Shinn was born in Denver, CO, in 1948 to an architectural engineer father and homemaker mother. She decided to become an artist back in the third grade and eventually earned a bachelor’s degree in fine arts from the University of Colorado at Boulder. Then she got married, had kids, and relocated numerous times with her husband, who was in the U.S. Air Force Academy Band and later taught music composition at Arizona State University. Shinn, who’d been weaving tapestries, went back to school and earned a master’s degree in fine arts at ASU in 1988, focusing on fiber arts and developing her current technique.

 

The couple stayed in Arizona for two decades as Shinn’s career solidified and she started teaching.
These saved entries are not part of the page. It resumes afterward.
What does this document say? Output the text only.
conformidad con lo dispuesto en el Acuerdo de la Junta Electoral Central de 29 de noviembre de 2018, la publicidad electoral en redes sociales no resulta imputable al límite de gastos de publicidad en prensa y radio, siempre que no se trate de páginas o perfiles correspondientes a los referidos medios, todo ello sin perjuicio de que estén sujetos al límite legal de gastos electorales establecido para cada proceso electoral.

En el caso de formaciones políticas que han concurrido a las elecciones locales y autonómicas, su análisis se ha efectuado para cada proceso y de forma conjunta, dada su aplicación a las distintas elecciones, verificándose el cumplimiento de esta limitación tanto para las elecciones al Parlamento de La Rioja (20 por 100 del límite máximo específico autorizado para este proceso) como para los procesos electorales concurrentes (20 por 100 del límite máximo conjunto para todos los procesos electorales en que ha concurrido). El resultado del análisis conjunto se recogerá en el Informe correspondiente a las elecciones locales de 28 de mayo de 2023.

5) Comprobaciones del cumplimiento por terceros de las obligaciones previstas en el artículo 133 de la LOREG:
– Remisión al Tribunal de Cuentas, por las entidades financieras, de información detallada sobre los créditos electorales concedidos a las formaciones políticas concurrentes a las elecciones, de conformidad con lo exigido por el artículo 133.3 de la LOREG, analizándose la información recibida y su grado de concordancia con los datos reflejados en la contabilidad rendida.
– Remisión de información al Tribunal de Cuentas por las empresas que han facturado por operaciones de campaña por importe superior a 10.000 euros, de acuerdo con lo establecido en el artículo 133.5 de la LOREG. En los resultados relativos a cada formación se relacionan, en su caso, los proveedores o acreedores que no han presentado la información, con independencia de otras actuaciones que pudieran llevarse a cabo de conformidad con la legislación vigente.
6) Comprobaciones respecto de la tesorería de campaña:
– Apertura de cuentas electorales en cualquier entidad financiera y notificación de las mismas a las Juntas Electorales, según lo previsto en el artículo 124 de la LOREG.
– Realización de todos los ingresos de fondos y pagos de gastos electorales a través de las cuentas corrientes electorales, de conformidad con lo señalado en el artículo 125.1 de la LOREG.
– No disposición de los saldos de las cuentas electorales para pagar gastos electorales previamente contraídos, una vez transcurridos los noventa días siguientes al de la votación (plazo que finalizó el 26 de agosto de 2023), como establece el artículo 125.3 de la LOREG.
However, she confides, “I was sick of the heat, the pollution, and the traffic.” So in 2005 they moved to Fort Collins, a university town north of Denver. Shinn is happy with Colorado State University being nearby and happier still to cultivate a colorful garden with more than just cactus in it.
Color mixing is a preoccupation in her artworks, too. “I’m not into bright, bold primaries. I’m more interested in subtler, mixed colors,” Shinn says. For a melancholy mood, she might rely on inky charcoals, but she also did a scene of an empty train station in Winslow, AZ, with lots of golden colors as the afternoon sun came in—because that’s the way it looked when she really looked carefully.

“The pleasure is in investigating something really closely. When we move through our lives we are always thinking about what we’re doing and events, and we’re not really paying attention to the physical world,” Shinn reflects. “For me, the greatest pleasure is the intense involvement with the physical world that I can achieve by the investigation of stitching.”

Which brings her to mention famed nature writer Edward Abbey, author of Desert Solitaire and the fellow whom novelist Larry McMurtry dubbed “the Thoreau of the American West.” Shinn points out, “Abbey said the most spiritual thing was the physical reality around him—I so resonate with that. There’s nothing more spiritual than the details of the physical world around you.”

Shinn is represented by Hibberd McGrath Gallery, Breckenridge, CO, and Jane Sauer Gallery, Santa Fe, NM.